But a closer look uncovered a much more intricate structure than the proton, neutron, and electron could create on their own. In 1929, Ernest O. Lawrence built the first circular particle accelerator, which measured a mere 5 inches around. Delighted by his intriguing new tool, Lawrence began using it to explore the vast uncharted territory of the subatomic scale. Scientists quickly discovered new particles. Some, such as the muon, were related to the electron; others, like quarks, were later found to be the constituent bits of protons and neutrons. These new particles triggered a worldwide feeding frenzy, and physicists began constructing ever-larger accelerators to probe progressively deeper into the subatomic world. Fermilab and CERN (the European Organization for Nuclear Research, located near Geneva) emerged as the two heavyweights on the scene and have been alternating discoveries ever since (see "Subatomic Scorecard").
Eventually, physicists constructed a theory known as the Standard Model, which is still in place today. The Standard Model lists all the fundamental fragments of the universe and describes the laws that govern their interactions. The culmination of 100 years of effort by thousands of the world's top minds, the Standard Model reduces the fundamental building blocks of the universe to a set of rules basic enough to fit on a T-shirt. That's just the kind of order and simplicity that physicists love. "What it boils down to, this chaotic world, is very few things," proclaims Harry Weerts, an experimental physicist at Fermilab.

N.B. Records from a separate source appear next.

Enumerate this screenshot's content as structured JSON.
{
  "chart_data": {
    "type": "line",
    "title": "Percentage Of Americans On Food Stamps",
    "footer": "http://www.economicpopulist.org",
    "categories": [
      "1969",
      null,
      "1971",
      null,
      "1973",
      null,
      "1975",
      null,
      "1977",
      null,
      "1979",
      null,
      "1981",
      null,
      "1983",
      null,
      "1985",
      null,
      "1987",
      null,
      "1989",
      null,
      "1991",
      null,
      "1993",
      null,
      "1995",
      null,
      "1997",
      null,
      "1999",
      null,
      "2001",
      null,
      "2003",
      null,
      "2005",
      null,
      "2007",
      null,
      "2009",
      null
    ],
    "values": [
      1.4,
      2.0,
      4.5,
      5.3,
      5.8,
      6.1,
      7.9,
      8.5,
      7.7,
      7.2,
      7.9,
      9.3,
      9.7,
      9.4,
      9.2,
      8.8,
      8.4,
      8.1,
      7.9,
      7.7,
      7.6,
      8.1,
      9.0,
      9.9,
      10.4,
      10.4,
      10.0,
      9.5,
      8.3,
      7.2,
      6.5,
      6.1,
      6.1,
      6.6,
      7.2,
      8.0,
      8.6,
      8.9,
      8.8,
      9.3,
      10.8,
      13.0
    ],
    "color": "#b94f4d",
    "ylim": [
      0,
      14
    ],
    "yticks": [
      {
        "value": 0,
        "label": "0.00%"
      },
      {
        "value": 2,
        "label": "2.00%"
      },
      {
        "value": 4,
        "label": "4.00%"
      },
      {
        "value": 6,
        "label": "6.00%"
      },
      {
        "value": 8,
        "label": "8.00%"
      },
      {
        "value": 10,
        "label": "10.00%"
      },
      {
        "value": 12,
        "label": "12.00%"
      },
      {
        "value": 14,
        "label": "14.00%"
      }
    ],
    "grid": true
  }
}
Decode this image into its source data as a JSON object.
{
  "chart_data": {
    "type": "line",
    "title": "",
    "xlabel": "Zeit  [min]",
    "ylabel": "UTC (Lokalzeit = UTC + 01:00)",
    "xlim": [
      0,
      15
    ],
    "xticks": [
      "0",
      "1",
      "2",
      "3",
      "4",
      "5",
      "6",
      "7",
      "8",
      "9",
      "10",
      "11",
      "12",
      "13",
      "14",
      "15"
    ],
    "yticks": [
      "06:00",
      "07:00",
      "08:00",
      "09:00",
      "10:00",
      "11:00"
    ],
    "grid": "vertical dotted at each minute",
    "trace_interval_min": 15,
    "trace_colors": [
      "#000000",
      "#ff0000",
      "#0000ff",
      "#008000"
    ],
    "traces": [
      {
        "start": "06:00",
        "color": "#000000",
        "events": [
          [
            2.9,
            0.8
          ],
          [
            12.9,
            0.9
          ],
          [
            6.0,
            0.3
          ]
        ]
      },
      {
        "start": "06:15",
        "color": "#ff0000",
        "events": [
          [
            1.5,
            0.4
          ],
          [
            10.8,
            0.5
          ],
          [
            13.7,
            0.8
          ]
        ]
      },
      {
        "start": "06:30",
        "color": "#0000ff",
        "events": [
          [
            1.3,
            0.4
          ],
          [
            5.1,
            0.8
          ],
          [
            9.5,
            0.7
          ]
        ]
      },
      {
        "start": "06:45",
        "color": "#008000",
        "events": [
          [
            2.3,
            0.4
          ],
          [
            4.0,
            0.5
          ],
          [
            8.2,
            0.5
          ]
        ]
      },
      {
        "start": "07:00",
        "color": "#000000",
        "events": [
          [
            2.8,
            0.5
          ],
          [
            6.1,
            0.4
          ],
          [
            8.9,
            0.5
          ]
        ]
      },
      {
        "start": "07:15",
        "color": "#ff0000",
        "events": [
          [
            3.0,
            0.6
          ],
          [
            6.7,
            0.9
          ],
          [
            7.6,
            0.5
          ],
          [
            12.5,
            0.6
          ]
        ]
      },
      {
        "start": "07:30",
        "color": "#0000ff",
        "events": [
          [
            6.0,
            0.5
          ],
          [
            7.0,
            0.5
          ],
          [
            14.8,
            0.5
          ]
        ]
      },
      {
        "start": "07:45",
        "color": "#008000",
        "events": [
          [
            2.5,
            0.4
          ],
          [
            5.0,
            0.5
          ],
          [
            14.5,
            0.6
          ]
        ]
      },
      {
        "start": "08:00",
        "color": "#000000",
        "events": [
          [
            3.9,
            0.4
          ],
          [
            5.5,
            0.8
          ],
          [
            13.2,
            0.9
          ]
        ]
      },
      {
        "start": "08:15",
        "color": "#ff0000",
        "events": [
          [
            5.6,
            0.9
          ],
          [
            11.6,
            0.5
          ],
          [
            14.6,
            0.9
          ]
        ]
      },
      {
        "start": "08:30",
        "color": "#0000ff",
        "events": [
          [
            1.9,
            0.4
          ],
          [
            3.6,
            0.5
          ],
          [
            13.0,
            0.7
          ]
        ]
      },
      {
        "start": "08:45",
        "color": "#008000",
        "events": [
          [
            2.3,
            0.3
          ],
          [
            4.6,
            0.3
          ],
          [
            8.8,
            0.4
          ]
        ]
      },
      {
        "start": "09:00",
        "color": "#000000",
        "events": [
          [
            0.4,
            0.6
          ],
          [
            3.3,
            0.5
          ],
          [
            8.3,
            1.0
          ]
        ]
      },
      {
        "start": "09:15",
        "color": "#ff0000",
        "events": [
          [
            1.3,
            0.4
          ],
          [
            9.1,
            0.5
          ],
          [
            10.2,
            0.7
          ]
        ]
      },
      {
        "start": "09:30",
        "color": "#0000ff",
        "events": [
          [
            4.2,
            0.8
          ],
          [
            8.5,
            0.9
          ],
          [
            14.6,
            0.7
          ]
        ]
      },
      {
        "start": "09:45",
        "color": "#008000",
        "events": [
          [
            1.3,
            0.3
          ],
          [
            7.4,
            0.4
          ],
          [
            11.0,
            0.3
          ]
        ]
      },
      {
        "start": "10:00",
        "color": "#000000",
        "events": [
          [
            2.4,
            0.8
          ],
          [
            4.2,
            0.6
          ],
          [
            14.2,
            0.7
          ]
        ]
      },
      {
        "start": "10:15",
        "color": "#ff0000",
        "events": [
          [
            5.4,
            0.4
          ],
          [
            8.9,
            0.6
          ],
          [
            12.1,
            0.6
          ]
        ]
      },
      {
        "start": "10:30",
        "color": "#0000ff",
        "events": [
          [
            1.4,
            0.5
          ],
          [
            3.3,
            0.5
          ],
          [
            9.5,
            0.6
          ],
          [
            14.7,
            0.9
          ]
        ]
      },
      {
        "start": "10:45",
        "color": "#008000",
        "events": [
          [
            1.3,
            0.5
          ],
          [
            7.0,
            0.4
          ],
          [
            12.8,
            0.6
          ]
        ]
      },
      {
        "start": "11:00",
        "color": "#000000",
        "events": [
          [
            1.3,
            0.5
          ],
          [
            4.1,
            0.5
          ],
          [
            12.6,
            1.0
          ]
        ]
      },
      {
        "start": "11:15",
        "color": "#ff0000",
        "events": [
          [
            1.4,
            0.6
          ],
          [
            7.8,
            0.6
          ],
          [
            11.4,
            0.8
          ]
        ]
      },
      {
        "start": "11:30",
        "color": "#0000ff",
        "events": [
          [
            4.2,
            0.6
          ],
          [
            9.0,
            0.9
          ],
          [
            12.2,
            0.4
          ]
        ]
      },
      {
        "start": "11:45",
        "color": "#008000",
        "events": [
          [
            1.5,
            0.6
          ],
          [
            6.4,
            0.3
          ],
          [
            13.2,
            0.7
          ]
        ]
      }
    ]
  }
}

But there's a catch: The Standard Model predicts that there should be a Higgs boson-without it, everything in the universe would be weightless. There would be no stars, or planets, or people, because everything would be flying through the universe at the speed of light. "All things out there get their mass from the Higgs," explains Hill. According to Peter Jenni, a spokesman for a CERN experiment, physicists need the Higgs to explain what to a regular person might seem obvious enough: Things have mass.
But finding the Higgs boson has been problematic. Unlike many of its elementary cousins, the Higgs doesn't normally appear as a distinct particle. Instead, it usually takes the form of an ethereal field, an invisible vapor that pervades all space.
There's a Higgs field right now between your nose and this page, just as there's one occupying the farthest reaches of the universe.
The Higgs field exerts more drag on some particles than on others. The more affected a particle is by the Higgs, the more weight, or mass, it possesses. Hill likens the Higgs field to the ocean, whose currents make movement tough for some creatures but not for others. "For example, you have a jellyfish that moves kind of slowly," Hill explains. "That's like the analogue of the top quark," the most massive particle known. The electron, by contrast, a very light particle, "is like a little fish that can dart around." David Miller, a physicist at University College London, has another metaphor for the Higgs field: celebrity. Imagine a party at which Madonna is a guest. Due to the hordes of clamoring fans, she finds it difficult to move around freely. Madonna is the equivalent of a heavy particle, preferentially slowed by the Higgs field. Meanwhile, a regular partygoer is like a light particle-with no papa-razzi to drag her down, she can breeze straight to the buffet.
To find the Higgs boson, scientists must first tease it out of the Higgs field. Just as a cloud forms raindrops only when conditions are right, a Higgs boson condenses out of the Higgs field only when enough energy is present. That's why particle accelerators boost protons and antiprotons to such unthinkable speeds: to concentrate as much energy as possible in a small space.